When Mozilla announced it was working on DoH assistance in Firefox, privacy proponents rejoiced and for excellent reasons, as DoH would make it possible to bypass web traffic filters in oppressive regimes.

Because of the problems mentioned above, DoH support in business settings and ISPs was not regarded as a welcome technical alternative.

ISPs monitor DNS traffic to filter poor site traffic, impose legal mandatory website blocks or collect browsing history from customers and re-sell it to advertisers.

With DoH, they can no longer look into DNS traffic.

In July, a UK ISP named Mozilla as an “web villain,” incorporating Firefox’s DoH assistance. The ISP argued that it can not filter child abuse traffic because DoH would allow users to bypass any filters it creates.

The ISP recalled later that Mozilla was called an internet villain after a huge government backlash and Mozilla announced that it would not permit DoH assistance for Firefox users in the UK by default.

The protocol has also been criticized by enterprises that provide traffic filtering alternatives, which they say can behave as a firewall bypass mechanism.

Malware writers have discovered DoH an appealing protocol and have effectively bypassed enterprise safety systems with malicious DNS traffic.

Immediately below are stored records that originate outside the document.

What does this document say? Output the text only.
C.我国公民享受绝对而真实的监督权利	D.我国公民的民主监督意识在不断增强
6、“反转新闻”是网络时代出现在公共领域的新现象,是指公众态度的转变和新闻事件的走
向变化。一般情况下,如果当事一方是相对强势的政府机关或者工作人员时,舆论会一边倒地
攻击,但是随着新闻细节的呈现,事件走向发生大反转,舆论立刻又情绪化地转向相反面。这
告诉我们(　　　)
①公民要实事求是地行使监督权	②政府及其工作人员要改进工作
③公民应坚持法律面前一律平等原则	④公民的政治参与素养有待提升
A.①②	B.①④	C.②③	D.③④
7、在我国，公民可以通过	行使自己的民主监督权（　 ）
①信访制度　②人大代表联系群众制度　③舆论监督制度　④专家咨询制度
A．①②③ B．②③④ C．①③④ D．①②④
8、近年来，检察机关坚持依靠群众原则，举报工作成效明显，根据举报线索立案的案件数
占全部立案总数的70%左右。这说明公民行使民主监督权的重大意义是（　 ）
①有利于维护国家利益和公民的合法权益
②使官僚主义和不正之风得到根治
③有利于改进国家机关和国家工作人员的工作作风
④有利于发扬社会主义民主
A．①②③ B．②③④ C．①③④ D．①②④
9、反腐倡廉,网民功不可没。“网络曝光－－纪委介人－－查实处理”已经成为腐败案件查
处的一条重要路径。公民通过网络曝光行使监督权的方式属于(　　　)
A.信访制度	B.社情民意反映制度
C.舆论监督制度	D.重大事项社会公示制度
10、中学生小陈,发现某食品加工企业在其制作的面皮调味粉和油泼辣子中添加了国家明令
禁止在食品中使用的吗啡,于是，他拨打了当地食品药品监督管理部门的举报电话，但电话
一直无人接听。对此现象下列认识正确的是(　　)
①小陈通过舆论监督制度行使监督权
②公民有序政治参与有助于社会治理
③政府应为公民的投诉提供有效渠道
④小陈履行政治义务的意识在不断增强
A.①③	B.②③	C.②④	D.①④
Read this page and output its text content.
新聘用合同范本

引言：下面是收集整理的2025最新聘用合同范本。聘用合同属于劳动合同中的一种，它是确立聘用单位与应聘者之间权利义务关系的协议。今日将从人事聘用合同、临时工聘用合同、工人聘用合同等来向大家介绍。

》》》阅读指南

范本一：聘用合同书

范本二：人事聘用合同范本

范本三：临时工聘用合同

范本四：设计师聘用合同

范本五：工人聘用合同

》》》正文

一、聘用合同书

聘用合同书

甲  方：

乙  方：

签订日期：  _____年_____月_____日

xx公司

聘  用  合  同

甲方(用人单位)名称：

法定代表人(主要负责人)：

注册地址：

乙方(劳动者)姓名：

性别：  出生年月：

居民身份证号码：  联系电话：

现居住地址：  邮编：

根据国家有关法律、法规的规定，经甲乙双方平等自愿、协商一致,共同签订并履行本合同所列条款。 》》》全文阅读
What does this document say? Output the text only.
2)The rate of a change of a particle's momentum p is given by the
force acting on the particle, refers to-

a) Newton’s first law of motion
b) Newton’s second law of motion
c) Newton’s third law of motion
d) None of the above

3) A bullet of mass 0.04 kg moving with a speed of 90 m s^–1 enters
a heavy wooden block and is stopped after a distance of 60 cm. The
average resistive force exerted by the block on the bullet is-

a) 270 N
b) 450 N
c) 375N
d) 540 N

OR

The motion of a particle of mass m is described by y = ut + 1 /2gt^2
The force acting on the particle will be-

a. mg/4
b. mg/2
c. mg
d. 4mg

Firefox complies with company filters and parental controls

Mozilla certainly didn’t hear the last talks. The browser developer said that it would attempt to prevent causing issues.

For starters, Mozilla said that Firefox will have a mechanism to detect the existence of any parent control software or business configuration after DoH is enabled by default for US customers.

If discovered, Firefox will automatically disable DoH, thus the browser will not bypass parent controls or business settings or traffic filters deliberately set up to ensure safety for users.

Mozilla also works with ISPs to ensure users do not use DoH to circumvent legally established blocklists.

The organisation has said that it has asked ISPs and suppliers of parental control alternatives based on networks to add a “canary domain” to their blocklists. If Firefox detects that this canary domain is blocked, DoH is disabled to avoid the function from being used as a filter bypass.

Credit: ZDNet

Mark Funk
Mark Funk is an experienced information security specialist who works with enterprises to mature and improve their enterprise security programs. Previously, he worked as a security news reporter.